Sunday, February 1, 2009
SEN. RUSSELL Feingold (D-Wis.) has a problem with all the folks filling vacated seats in the Senate. The issue is not with them personally. Rather, it's how they got there: not by the will of the people but by the will -- or whim -- of the governors of their home states. So Mr. Feingold has introduced a constitutional amendment that will put the power to fill Senate vacancies in the hands of voters through a special election.
Thanks to the election of President Obama, who plucked a vice president and two cabinet secretaries from the Senate, governors in Illinois, Delaware, New York and Colorado were tasked with appointing their successors. In some cases the seats have been treated like family heirlooms or -- allegedly -- like property to be sold to the highest bidder. In another case, the process to choose the next occupant was opaque and unbecoming. But in all cases, how the new senators came to Washington is undemocratic and shouldn't continue.
What Mr. Feingold proposes would be a fix of the 17th Amendment, which gave voters the right to elect their senators. It also gave governors the power to fill vacancies. The Feingold amendment reads, "When vacancies happen in the representation of any State in the Senate, the executive authority of such State shall issue writs of election to fill such vacancies."

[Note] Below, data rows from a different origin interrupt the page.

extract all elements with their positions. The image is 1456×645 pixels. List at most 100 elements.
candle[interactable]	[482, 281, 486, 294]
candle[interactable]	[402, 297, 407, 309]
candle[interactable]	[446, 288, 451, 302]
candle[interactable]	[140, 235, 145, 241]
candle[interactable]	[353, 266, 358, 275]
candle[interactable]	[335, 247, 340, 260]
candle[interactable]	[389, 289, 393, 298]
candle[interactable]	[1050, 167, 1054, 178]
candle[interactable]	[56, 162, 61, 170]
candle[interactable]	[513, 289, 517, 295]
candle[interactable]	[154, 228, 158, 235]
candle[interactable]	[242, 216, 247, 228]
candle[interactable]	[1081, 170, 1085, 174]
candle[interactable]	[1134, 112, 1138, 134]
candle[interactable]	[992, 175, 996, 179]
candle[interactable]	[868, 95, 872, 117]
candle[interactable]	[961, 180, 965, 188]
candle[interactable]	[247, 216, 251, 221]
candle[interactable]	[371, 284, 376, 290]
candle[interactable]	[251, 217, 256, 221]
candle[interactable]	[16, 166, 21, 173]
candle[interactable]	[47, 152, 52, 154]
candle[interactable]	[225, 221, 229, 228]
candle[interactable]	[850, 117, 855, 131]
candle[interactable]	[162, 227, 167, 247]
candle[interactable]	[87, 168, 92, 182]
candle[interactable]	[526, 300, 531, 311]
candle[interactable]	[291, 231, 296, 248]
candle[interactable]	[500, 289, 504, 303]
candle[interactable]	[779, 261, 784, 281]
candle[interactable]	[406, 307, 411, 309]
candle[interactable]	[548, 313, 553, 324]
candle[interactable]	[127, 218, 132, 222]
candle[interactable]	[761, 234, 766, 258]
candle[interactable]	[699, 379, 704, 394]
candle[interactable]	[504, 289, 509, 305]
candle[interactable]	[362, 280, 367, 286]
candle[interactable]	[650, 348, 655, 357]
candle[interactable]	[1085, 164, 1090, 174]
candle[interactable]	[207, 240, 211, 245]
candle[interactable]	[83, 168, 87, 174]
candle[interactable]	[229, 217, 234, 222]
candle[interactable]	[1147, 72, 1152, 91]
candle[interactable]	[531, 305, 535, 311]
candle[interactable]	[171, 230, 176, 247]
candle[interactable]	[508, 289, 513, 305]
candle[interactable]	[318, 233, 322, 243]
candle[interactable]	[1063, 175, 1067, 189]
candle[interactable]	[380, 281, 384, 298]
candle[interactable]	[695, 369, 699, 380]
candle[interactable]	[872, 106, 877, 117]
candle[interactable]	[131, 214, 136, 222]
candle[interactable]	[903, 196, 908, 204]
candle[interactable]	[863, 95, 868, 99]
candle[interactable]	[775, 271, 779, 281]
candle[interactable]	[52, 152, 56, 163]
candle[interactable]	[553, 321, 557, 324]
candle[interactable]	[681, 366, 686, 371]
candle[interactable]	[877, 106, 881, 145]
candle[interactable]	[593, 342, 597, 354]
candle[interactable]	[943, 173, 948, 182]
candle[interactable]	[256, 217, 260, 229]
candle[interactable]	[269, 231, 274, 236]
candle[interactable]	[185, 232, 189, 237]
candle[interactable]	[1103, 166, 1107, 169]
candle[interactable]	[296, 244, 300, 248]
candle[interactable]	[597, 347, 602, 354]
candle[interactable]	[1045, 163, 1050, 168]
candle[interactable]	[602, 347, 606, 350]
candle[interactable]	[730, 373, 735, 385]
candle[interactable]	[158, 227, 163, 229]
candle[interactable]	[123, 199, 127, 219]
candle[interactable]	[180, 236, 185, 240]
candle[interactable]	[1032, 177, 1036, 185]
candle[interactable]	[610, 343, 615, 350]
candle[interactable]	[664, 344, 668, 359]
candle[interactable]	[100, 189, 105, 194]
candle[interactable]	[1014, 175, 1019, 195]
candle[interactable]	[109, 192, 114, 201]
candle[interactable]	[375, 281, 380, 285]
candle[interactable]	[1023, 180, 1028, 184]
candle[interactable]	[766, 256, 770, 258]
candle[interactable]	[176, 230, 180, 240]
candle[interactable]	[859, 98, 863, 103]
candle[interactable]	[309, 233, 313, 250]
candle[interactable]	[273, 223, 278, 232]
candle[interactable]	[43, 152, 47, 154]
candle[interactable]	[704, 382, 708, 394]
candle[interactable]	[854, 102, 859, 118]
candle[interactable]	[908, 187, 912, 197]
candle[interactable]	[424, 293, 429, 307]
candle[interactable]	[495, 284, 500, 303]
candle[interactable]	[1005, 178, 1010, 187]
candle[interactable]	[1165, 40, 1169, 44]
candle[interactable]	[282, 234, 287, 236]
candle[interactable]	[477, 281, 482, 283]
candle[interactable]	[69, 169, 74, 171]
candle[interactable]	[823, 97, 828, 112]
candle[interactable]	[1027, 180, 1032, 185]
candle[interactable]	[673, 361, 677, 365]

As with all constitutional amendments, this reform will have to pass by a two-thirds vote in both the House and the Senate. Then it must be passed by three-fourths of the state legislatures within seven years. Mr. Feingold chose this route because a state-by-state effort to change the system would be at the mercy of governors with veto power.
We're not fans of constitutional amendments, especially when they seek to take rights away. But the alternative is further unseemly and undemocratic appointments of U.S. senators. Mr. Feingold plans to hold hearings "soon" on his proposed amendment. We urge anyone who has a better way to solve this problem to testify.